然后到了 achieve 层,因为整体架构是去中心化的,首先如果是单机部署则直接执行 put 操作,否则先需要判断在哪个节点上进行 put

// PutObject - writes an object to least used erasure pool.
func (z *erasureServerPools) PutObject(ctx context.Context, bucket string, object string, data *PutObjReader, opts ObjectOptions) (ObjectInfo, error) {
    // Validate put object input args.
    if err := checkPutObjectArgs(ctx, bucket, object); err != nil {
       return ObjectInfo{}, err
    }

    object = encodeDirObject(object)
    if z.SinglePool() {
       return z.serverPools[0].PutObject(ctx, bucket, object, data, opts)
    }

    idx, err := z.getPoolIdx(ctx, bucket, object, data.Size())
    if err != nil {
       return ObjectInfo{}, err
    }

    if opts.DataMovement && idx == opts.SrcPoolIdx {
       return ObjectInfo{}, DataMovementOverwriteErr{
          Bucket:    bucket,
          Object:    object,
          VersionID: opts.VersionID,
          Err:       errDataMovementSrcDstPoolSame,
       }
    }

    return z.serverPools[idx].PutObject(ctx, bucket, object, data, opts)
}

func (z *erasureServerPools) getPoolInfoExistingWithOpts(ctx context.Context, bucket, object string, opts ObjectOptions) (PoolObjInfo, []poolErrs, error) {
    var noReadQuorumPools []poolErrs
    poolObjInfos := make([]PoolObjInfo, len(z.serverPools))
    poolOpts := make([]ObjectOptions, len(z.serverPools))
    for i := range z.serverPools {
       poolOpts[i] = opts
    }

    var wg sync.WaitGroup
    for i, pool := range z.serverPools {
       wg.Add(1)
       go func(i int, pool *erasureSets, opts ObjectOptions) {
          defer wg.Done()
          // remember the pool index, we may sort the slice original index might be lost.
          pinfo := PoolObjInfo{
             Index: i,
          }
          // do not remove this check as it can lead to inconsistencies
          // for all callers of bucket replication.
          if !opts.MetadataChg {
             opts.VersionID = ""
          }
          // 轮询当前 pool 中的所有节点,这点性能就有点差了
          pinfo.ObjInfo, pinfo.Err = pool.GetObjectInfo(ctx, bucket, object, opts)
          poolObjInfos[i] = pinfo
       }(i, pool, poolOpts[i])
    }
    wg.Wait()

    // Sort the objInfos such that we always serve latest
    // this is a defensive change to handle any duplicate
    // content that may have been created, we always serve
    // the latest object.
    // 排序方便查找
    sort.Slice(poolObjInfos, func(i, j int) bool {
       mtime1 := poolObjInfos[i].ObjInfo.ModTime
       mtime2 := poolObjInfos[j].ObjInfo.ModTime
       return mtime1.After(mtime2)
    })

    defPool := PoolObjInfo{Index: -1}
    for _, pinfo := range poolObjInfos {
       // skip all objects from suspended pools if asked by the
       // caller.
       if opts.SkipDecommissioned && z.IsSuspended(pinfo.Index) {
          continue
       }
       // Skip object if it's from pools participating in a rebalance operation.
       if opts.SkipRebalancing && z.IsPoolRebalancing(pinfo.Index) {
          continue
       }
       if pinfo.Err == nil {
          // found a pool
          // 找到了一个 pinfo,这点能看出来数据是没有多个分片备份的?
          return pinfo, z.poolsWithObject(poolObjInfos, opts), nil
       }

       if isErrReadQuorum(pinfo.Err) && !opts.MetadataChg {
          // read quorum is returned when the object is visibly
          // present but its unreadable, we simply ask the writes to
          // schedule to this pool instead.

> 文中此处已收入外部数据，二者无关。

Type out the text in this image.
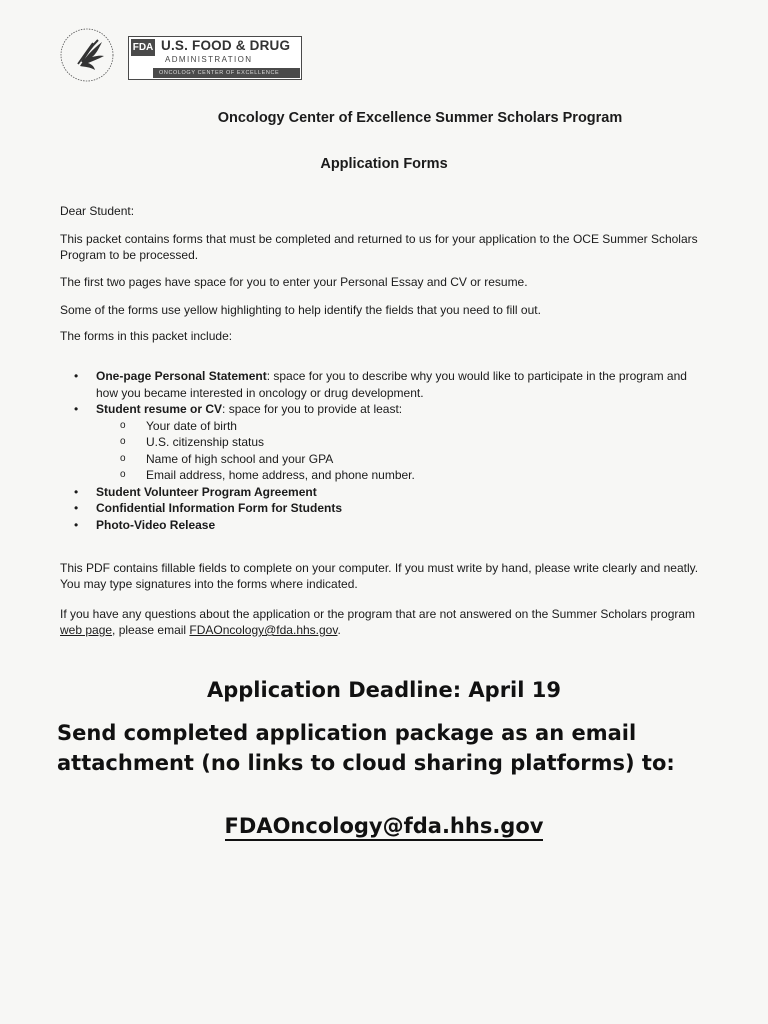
FDA U.S. FOOD & DRUG
ADMINISTRATION
ONCOLOGY CENTER OF EXCELLENCE
Oncology Center of Excellence Summer Scholars Program
Application Forms
Dear Student:
This packet contains forms that must be completed and returned to us for your application to the OCE Summer Scholars Program to be processed.
The first two pages have space for you to enter your Personal Essay and CV or resume.
Some of the forms use yellow highlighting to help identify the fields that you need to fill out.
The forms in this packet include:
• One-page Personal Statement: space for you to describe why you would like to participate in the program and how you became interested in oncology or drug development.
• Student resume or CV: space for you to provide at least:
o Your date of birth
o U.S. citizenship status
o Name of high school and your GPA
o Email address, home address, and phone number.
• Student Volunteer Program Agreement
• Confidential Information Form for Students
• Photo-Video Release
This PDF contains fillable fields to complete on your computer. If you must write by hand, please write clearly and neatly. You may type signatures into the forms where indicated.
If you have any questions about the application or the program that are not answered on the Summer Scholars program web page, please email FDAOncology@fda.hhs.gov.
Application Deadline: April 19
Send completed application package as an email attachment (no links to cloud sharing platforms) to:
FDAOncology@fda.hhs.gov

If there is no quorum
          // it will fail anyways, however if there is quorum available
          // with enough disks online but sufficiently inconsistent to
          // break parity threshold, allow them to be overwritten
          // or allow new versions to be added.

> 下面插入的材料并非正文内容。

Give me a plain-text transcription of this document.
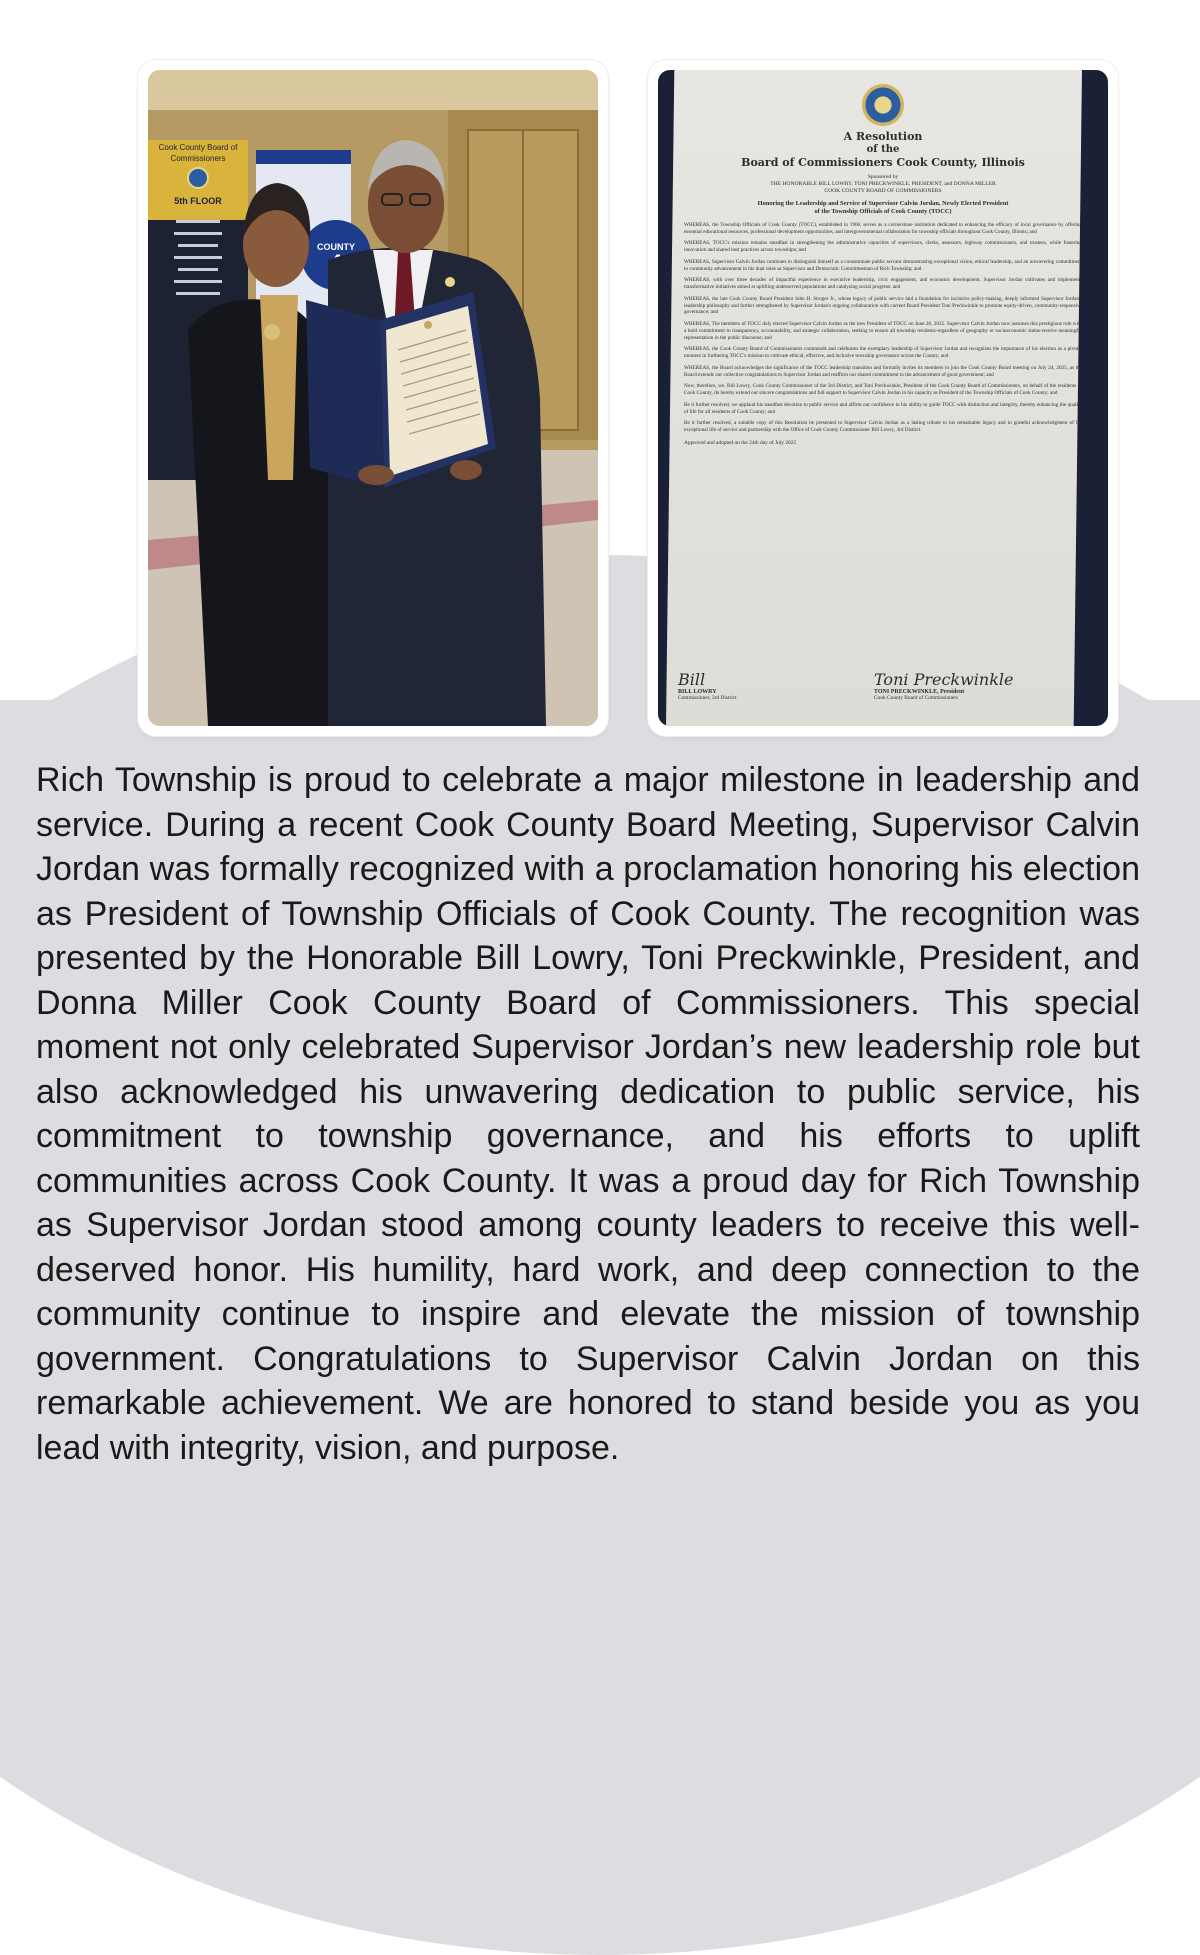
Cook County Board of
Commissioners
5th FLOOR
COUNTY
A Resolution
of the
Board of Commissioners Cook County, Illinois
Sponsored by
THE HONORABLE BILL LOWRY, TONI PRECKWINKLE, PRESIDENT, and DONNA MILLER
COOK COUNTY BOARD OF COMMISSIONERS
Honoring the Leadership and Service of Supervisor Calvin Jordan, Newly Elected President
of the Township Officials of Cook County (TOCC)

WHEREAS, the Township Officials of Cook County (TOCC), established in 1966, serves as a cornerstone institution dedicated to enhancing the efficacy of local governance by offering essential educational resources, professional development opportunities, and intergovernmental collaboration for township officials throughout Cook County, Illinois; and

WHEREAS, TOCC's mission remains steadfast in strengthening the administrative capacities of supervisors, clerks, assessors, highway commissioners, and trustees, while fostering innovation and shared best practices across townships; and

WHEREAS, Supervisor Calvin Jordan continues to distinguish himself as a consummate public servant demonstrating exceptional vision, ethical leadership, and an unwavering commitment to community advancement in his dual roles as Supervisor and Democratic Committeeman of Rich Township; and

WHEREAS, with over three decades of impactful experience in executive leadership, civic engagement, and economic development, Supervisor Jordan cultivates and implements transformative initiatives aimed at uplifting underserved populations and catalyzing social progress; and

WHEREAS, the late Cook County Board President John H. Stroger Jr., whose legacy of public service laid a foundation for inclusive policy-making, deeply informed Supervisor Jordan's leadership philosophy and further strengthened by Supervisor Jordan's ongoing collaboration with current Board President Toni Preckwinkle to promote equity-driven, community-responsive governance; and

WHEREAS, The members of TOCC duly elected Supervisor Calvin Jordan as the new President of TOCC on June 26, 2025. Supervisor Calvin Jordan now assumes this prestigious role with a bold commitment to transparency, accountability, and strategic collaboration, seeking to ensure all township residents-regardless of geography or socioeconomic status-receive meaningful representation in the public discourse; and

WHEREAS, the Cook County Board of Commissioners commends and celebrates the exemplary leadership of Supervisor Jordan and recognizes the importance of his election as a pivotal moment in furthering TOCC's mission to cultivate ethical, effective, and inclusive township governance across the County; and

WHEREAS, the Board acknowledges the significance of the TOCC leadership transition and formally invites its members to join the Cook County Board meeting on July 24, 2025, as the Board extends our collective congratulations to Supervisor Jordan and reaffirm our shared commitment to the advancement of good government; and

Now, therefore, we, Bill Lowry, Cook County Commissioner of the 3rd District, and Toni Preckwinkle, President of the Cook County Board of Commissioners, on behalf of the residents of Cook County, do hereby extend our sincere congratulations and full support to Supervisor Calvin Jordan in his capacity as President of the Township Officials of Cook County; and

Be it further resolved, we applaud his steadfast devotion to public service and affirm our confidence in his ability to guide TOCC with distinction and integrity, thereby enhancing the quality of life for all residents of Cook County; and

Be it further resolved, a suitable copy of this Resolution be presented to Supervisor Calvin Jordan as a lasting tribute to his remarkable legacy and in grateful acknowledgment of his exceptional life of service and partnership with the Office of Cook County Commissioner Bill Lowry, 3rd District.

Approved and adopted on the 24th day of July 2025
Bill
BILL LOWRY
Commissioner, 3rd District
Toni Preckwinkle
TONI PRECKWINKLE, President
Cook County Board of Commissioners

Rich Township is proud to celebrate a major milestone in leadership and service. During a recent Cook County Board Meeting, Supervisor Calvin Jordan was formally recognized with a proclamation honoring his election as President of Township Officials of Cook County. The recognition was presented by the Honorable Bill Lowry, Toni Preckwinkle, President, and Donna Miller Cook County Board of Commissioners. This special moment not only celebrated Supervisor Jordan’s new leadership role but also acknowledged his unwavering dedication to public service, his commitment to township governance, and his efforts to uplift communities across Cook County. It was a proud day for Rich Township as Supervisor Jordan stood among county leaders to receive this well-deserved honor. His humility, hard work, and deep connection to the community continue to inspire and elevate the mission of township government. Congratulations to Supervisor Calvin Jordan on this remarkable achievement. We are honored to stand beside you as you lead with integrity, vision, and purpose.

          return pinfo, z.poolsWithObject(poolObjInfos, opts), nil
       }
       defPool = pinfo
       if !isErrObjectNotFound(pinfo.Err) && !isErrVersionNotFound(pinfo.Err) {
          return pinfo, noReadQuorumPools, pinfo.Err
       }

       // No object exists or its a delete marker,
       // check objInfo to confirm.
       if pinfo.ObjInfo.DeleteMarker && pinfo.ObjInfo.Name != "" {
          return pinfo, noReadQuorumPools, nil
       }
    }
    if opts.ReplicationRequest && opts.DeleteMarker && defPool.Index >= 0 {
       // If the request is a delete marker replication request, return a default pool
       // in cases where the object does not exist.
       // This is to ensure that the delete marker is replicated to the destination.
       return defPool, noReadQuorumPools, nil
    }
    return PoolObjInfo{}, noReadQuorumPools, toObjectErr(errFileNotFound, bucket, object)
}

然后才在对应节点进行 PutObject 操作

return z.serverPools[idx].PutObject(ctx, bucket, object, data, opts)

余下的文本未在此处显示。